5. Negative chain reaction sparked in corporate bonds

“2019 proves the year of credit dominos toppling in the US corporate bond market,” writes Garnry.

“The negative chain reaction in corporate bonds sets off massive uncertainty in high-yield bonds leading to a Black Tuesday for exchange-traded funds tracking the US high-yield bond market”.

6. Germany enters a recession

Germany’s car industry, its “crown jewel” representing 14 per cent of its GDP, suffers – with no help from Trump’s tariffs, writes Jakobsen.

“2019 will be the peak of anti-globalisation sentiment and will create a laser-like focus on costs, domestic markets and production, and the further use of big data and reduced pollution footprint – the exact opposite of the trends that have benefitted Germany since the 1980s. As such, we see a recession arriving as early as Q3 2019.”

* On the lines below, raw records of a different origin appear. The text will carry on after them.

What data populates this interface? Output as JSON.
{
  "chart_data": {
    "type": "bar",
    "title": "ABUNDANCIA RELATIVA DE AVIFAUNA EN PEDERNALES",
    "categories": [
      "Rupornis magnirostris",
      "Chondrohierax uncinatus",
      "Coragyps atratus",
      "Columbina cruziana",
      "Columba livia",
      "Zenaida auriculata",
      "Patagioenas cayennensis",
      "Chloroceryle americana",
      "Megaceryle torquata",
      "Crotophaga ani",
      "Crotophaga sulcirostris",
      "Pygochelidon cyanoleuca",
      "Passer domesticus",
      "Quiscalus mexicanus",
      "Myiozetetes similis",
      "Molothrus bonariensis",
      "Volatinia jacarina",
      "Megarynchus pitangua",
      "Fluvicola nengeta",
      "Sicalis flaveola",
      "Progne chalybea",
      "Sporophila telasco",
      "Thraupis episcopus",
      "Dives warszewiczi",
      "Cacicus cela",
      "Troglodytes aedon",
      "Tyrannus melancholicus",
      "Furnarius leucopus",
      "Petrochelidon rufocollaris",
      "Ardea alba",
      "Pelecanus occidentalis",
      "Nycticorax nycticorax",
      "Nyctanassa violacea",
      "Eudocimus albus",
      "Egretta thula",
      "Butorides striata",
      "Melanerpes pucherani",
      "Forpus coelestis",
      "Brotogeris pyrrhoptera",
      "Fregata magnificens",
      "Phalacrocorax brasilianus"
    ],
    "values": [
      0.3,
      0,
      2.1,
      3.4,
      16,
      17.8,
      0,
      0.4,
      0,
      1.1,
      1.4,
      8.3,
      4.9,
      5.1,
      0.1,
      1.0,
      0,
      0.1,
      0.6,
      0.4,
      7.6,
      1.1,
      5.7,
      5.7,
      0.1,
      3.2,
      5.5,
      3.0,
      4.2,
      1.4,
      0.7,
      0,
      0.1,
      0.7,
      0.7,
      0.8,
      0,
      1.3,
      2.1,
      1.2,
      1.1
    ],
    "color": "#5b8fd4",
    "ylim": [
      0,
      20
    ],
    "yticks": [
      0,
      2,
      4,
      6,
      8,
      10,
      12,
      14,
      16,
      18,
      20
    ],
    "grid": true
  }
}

7. IMF and World Bank stop measuring GDP

In this hypothetical, IMF and the World Bank’s chief economists announce their intent to stop measuring GDP, arguing that the concept of measuring output per hour worked is ineffective in capturing the real impact of services and accounting for environmental issues.

“This unprecedented decision by the IMF and the World Bank also symbolises the transition away from the central bank-dominated era that has been associated with the collapse in global productivity since the global financial crisis,” writes Saxo Bank head of macro analysis Christopher Dembik.

Anyway, what’s the worst that could happen?